The original resolution authorised four border crossings for aid, Bab al-Salam and Bab al-Hawa on the Syrian border with Turkey, al-Yarubiyah on the Syrian border with Iraq, and al-Ramtha on the Syrian border with Jordan. It was the future status of these crossings which provided the area of contention.
Prior to Friday there was two competing resolutions, one produced by Belgium and Germany, which wanted to reauthorise the two Syria/Turkey crossings and the Syria/Iraq crossing, closing the Syria/Jordan crossing for aid, and another resolution produced by Russia which wanted to only reauthorized the two Syria/Turkey crossings and closing both the Syria/Iraq and Syria/Jordan crossings for aid.
Generally speaking, the NGO community was more supportive of the Belgium and Germany resolution of the two options, as it meant better access to the people in need in the North East as well as the North West of Syria.

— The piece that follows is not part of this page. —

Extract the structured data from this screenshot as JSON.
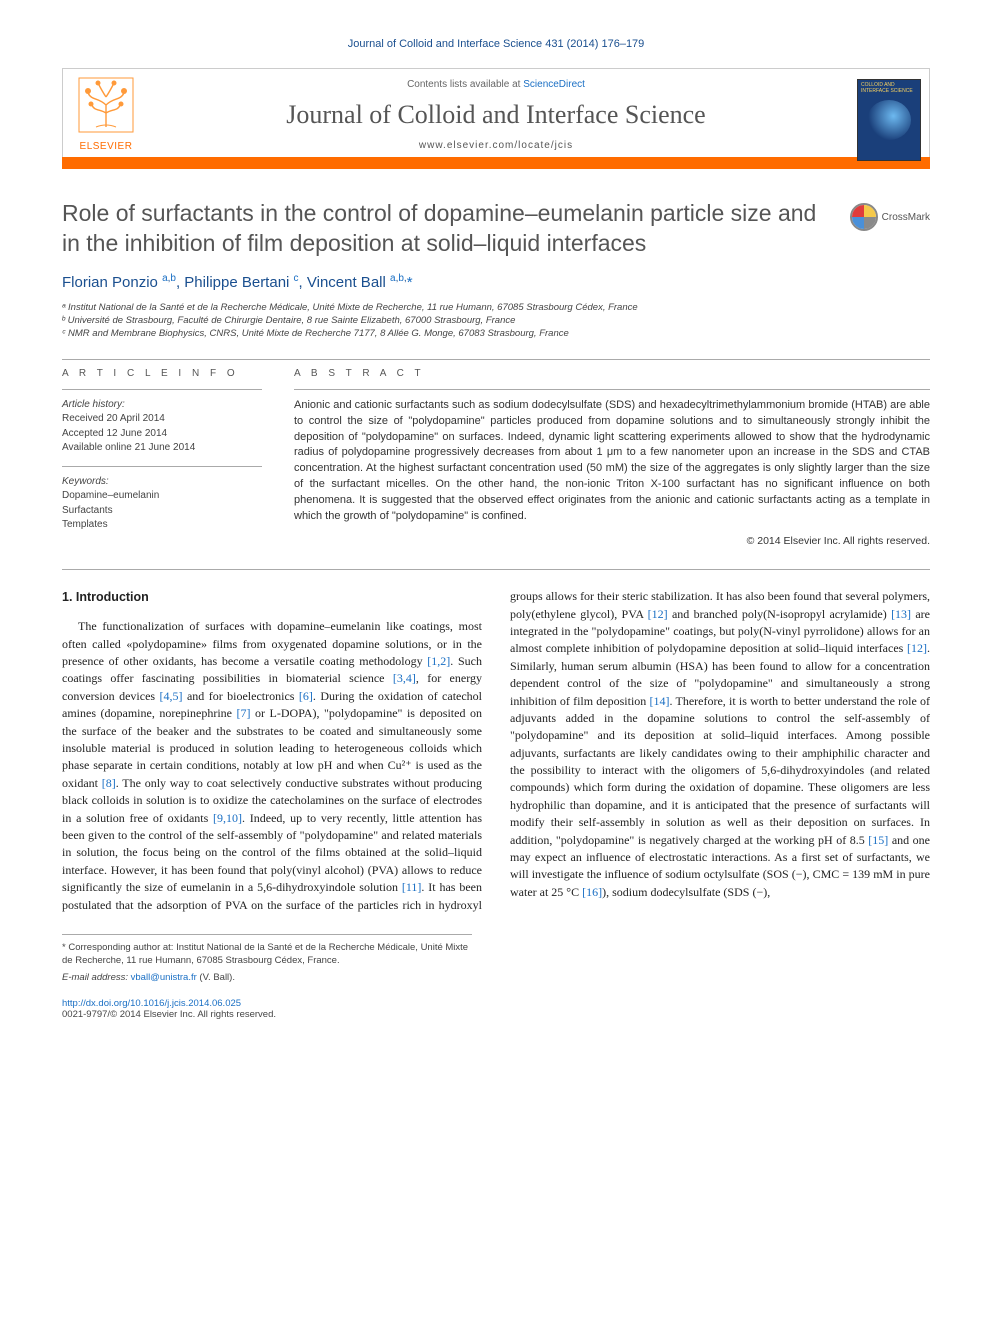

Unfortunately, the decision was made to renew only the two Syria/Turkey crossings for a period of 6 months. Effectively stopping the border crossings with Iraq and Jordan to deliver aid.
This, in our eyes, is a miserable compromise, and represents the scaling back of humanitarian assistance to people in desperate need of that very aid. The timing is completely wrong too, over the past month the spiralling conflict in Idlib, compounded by severe winter weather, has caused more than 300,000 people to flee their homes.
This decision will make it harder for NGOs to access the 1.6 million people in North East Syria who are reliant on humanitarian assistance.
Another concern is the length of the renewal – previously, the periods have been for a year upwards, however if the precedent is now set to renew in only 6 month chunks, or less, then this will mean the suffering of the Syrian people will be compounded by greater uncertainty and short-termism. The last thing the Syrian people need is less stability.
However, we must focus on the work in hand, we still have 50% of the border crossings authorised and NGOs like Syria Relief are still able to deliver aid, even if we have been severely hindered by the decision. The international community’s focus in the immediate future should be helping the people who are in immediate danger in the escalating humanitarian crisis in Idlib and the people who have been flooded out of their tents they are forced to live in, due to the unforgiving winter climate.